J’admire d’ailleurs que votre vigueur combative n’ait pas fléchi. C’est vrai : vous êtes un bagarreur. C’est votre force même si je me suis permis de vous avouer que j’y voyais aussi, à certains moments, votre point faible. Vous avez bien compris que je vous disais ceci en toute amitié (…)

Quant à votre argument selon lequel seuls les “resquilleurs organisés” ont survécu au régime des camps, s’il contient une bonne part de vérité, il a l’inconvénient d’être contestable, dans un certain nombre de cas qu’on ne fera pas faute de vous opposer. J’ai moi-même connu plusieurs déportés certainement irréprochables, qui sont rentrés par miracle, à vrai dire squelettiques et à demi-mourants. Faut-il vous rappeler, si on ne l’a déjà fait, que vous êtes précisément l’un de ces exemples? Je crois donc imprudent et injuste de généraliser sans réserve un jugement qui ne porte que sur des cas sinon très rares, du moins particuliers, et assurément déplorables.

Voilà l’essentiel de ce que j’avais à vous dire. Je continue à travailler beaucoup, parti sur de nouvelles pistes qui recoupent étrangement celles où nous nous sommes rencontrés. Je reviendrai vous en parler aussi prochainement que possible, espérant alors vous trouver en parfaite santé et en pleine euphorie. En attendant, croyez toujours, Cher Ami, à mes sentiments bien fidèles.

MAURICE DOMMANGET

 

On connaît une douzaine de lettre de Maurice Dommanget à Paul Rassinier entre la fin 1950 et 1955.

Dans une de ces lettres datée du 30 avril 1955, Dommanget apprend à Paul Rassinier qu’il possède une collection incomplète du Travailleur (1932-34), mais nous ne connaissons pas de correspondances avec Rassinier datant de cette époque.

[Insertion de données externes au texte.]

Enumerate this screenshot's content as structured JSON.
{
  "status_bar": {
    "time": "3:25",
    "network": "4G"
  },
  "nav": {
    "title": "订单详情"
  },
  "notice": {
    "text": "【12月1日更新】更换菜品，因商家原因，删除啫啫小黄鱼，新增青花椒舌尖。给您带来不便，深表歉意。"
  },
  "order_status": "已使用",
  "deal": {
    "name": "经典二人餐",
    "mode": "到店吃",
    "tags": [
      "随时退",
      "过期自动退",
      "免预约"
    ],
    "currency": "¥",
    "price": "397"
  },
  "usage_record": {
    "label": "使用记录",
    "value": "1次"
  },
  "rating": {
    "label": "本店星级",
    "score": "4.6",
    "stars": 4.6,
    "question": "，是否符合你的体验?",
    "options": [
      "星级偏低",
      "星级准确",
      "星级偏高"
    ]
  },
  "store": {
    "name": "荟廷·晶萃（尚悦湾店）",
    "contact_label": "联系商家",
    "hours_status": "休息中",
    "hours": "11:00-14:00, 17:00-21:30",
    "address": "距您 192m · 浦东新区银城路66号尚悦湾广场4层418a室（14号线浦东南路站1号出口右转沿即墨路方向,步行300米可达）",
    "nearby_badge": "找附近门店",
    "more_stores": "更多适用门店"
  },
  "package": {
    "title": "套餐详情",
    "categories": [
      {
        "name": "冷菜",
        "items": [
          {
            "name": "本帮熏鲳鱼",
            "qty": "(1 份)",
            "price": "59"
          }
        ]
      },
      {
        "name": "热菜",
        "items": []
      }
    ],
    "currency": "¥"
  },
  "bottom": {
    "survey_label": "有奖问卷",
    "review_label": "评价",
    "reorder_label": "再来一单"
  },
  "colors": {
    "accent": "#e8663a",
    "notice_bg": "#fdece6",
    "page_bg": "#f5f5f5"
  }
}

Les copies de plusieurs lettres de Dommanget à Paul Rassinier dont les originaux ne sont pas localisés ont été retrouvées dans les archives de La Vieille Taupe.

Orry la Ville, 3 Xbre 1951

“(…) J’ai vu que les chats-fourrés t’avaient condamné. C’est tout simplement monstrueux. L’avenir dira que tu as été le 1er à poser en France sur le plan de l’objectivité l’histoire des camps nazis.

On a toujours tort d’avoir raison trop tôt.

Dommanget

 

Orry la Ville, 21.I.53

Mon cher Rassinier,

Je crois que Roth te donnera satisfaction.

Tes remarques sont très justes en ce qui concerne les générations nouvelles qui ont tout à apprendre. En effet, elles ne connaissent pas Horrabin et bien d’autres. A ce sujet, ton ouvrage peut et doit les intéresser et les faire réfléchir.

Ce que tu dis de l’agrégé de philosophie ne connaissant pas Proudhon ne me surprend qu’à demi.

Dans toutes mes brochures sur les éducateurs d’avant garde il y a un certain nombre de choses neuves. Elles ne peuvent être décelées que par des connaisseurs étant donné le système des références en bloc à la fin.

Anticommunisme? Non Anti-stalinisme. Et pas du tout aveugle. Nous sommes à sa merci. C’est l’ennemi °1, plus dangereux que la Réaction la plus noire et le Capitalisme sans vigueur de nos pays occidentaux. Il est source à la fois de servitude et de guerre, deux calamités indivisibles, avec un coefficient de terrorisme, de mensonge, de mauvaise foi, de gangstérisme jamais atteint jusqu’ici.